I submit that, by license, all these conditions are met by all DT&H providers; and this position is supported by Private Letter Ruling 9410012 reinforcing Revised Rule 65-165 on facts at least as favorable as those at Merrick and, I suspect, other DT&H programs as well.
2. There are numerous experts that consult and provide training on the Act and commensurate wage compliance that assert an employment relationship exists whenever and individual, including an individual with disabilities, is “suffered or permitted” to work; which appears to be defined as physical or mental exertion resulting in something that benefits the employer. This is further clarified with the following condition that a major factor in determining if an employment relationship exists is whether the work performed is of any consequential benefit to the organization. While I am not sure what the IRS would consider “consequential”, I am sure that using audited numbers Merrick could prove that our cost to “permit” clients to work is greater than the revenue generated. Further, the work being “suffered” is desired by the client(s) and would be immediately discontinued if no client was interesting in performing the tasks. Therefore, there is no employment relationship between clients enrolled in our program and the company.
3. Finally, there is the “common sense” view that clients are not employees of the DT&H based on the simple fact that they are “enrolled in the program and not hired or fired”. If we do not “control” this basic element of an employee-employer relationship, then clients are simply not employees of the DT&H provider.
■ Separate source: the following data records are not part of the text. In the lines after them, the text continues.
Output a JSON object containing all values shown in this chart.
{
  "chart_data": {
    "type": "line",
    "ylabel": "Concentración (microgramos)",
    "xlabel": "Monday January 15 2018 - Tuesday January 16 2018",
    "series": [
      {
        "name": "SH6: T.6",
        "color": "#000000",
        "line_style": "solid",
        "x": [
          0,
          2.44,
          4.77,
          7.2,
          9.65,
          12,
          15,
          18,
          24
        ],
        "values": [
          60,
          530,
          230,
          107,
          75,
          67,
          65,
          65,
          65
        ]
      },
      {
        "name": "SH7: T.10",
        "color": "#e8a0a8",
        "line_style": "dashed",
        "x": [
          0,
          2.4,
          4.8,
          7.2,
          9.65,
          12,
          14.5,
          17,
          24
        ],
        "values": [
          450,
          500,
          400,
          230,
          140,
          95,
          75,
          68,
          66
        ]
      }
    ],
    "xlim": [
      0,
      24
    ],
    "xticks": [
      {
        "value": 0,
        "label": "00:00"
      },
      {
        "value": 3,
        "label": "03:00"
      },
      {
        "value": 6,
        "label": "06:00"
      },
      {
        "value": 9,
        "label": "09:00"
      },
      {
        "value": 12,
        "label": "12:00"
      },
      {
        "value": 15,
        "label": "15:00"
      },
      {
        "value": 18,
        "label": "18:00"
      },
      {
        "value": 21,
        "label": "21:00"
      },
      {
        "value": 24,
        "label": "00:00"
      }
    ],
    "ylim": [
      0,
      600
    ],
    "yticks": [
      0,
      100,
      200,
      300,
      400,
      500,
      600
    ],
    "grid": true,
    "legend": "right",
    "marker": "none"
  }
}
Therefore, if clients are not employees of the DT&H provider the minimum wage provisions do not apply to their earnings and, by extension, a commensurate wage certificate is not required! Now there will be plenty of people saying I am wrong and, admittedly, even I am having difficulty with this conclusion. So, I sent a draft of my article to an expert for comment and, though I know it was received, I got no reply. Therefore, perhaps I am right? Wouldn’t this be a change in the status quo leading to some interesting possibilities? For example, DT&H providers could be more competitive in their bidding practices thereby securing more work options for clients and higher earnings. It might also mean that businesses would employ more clients of a DT&H because they could pay them a commensurate wage, thus providing an incentive to employ more people with disabilities in an integrated setting. Both of these, higher earnings and integrated jobs, seem to be good outcomes.
I am hoping that one of two things happens from this editorial. First, someone will offer concrete evidence that clients paid by a DT&H are covered employees or that an amendment of the Act extends the minimum wage provisions to this group. If this happens then we can move on and discuss the economic fairness of the commensurate wage certificate. Otherwise, I hope that the U.S. Department of Treasury finally decides to clarify the status of these “unclassified workers” so that all of us can move forward with a common and consistent definition. This group of workers is becoming larger, with greater earnings potential, and we need a national policy on their classification status.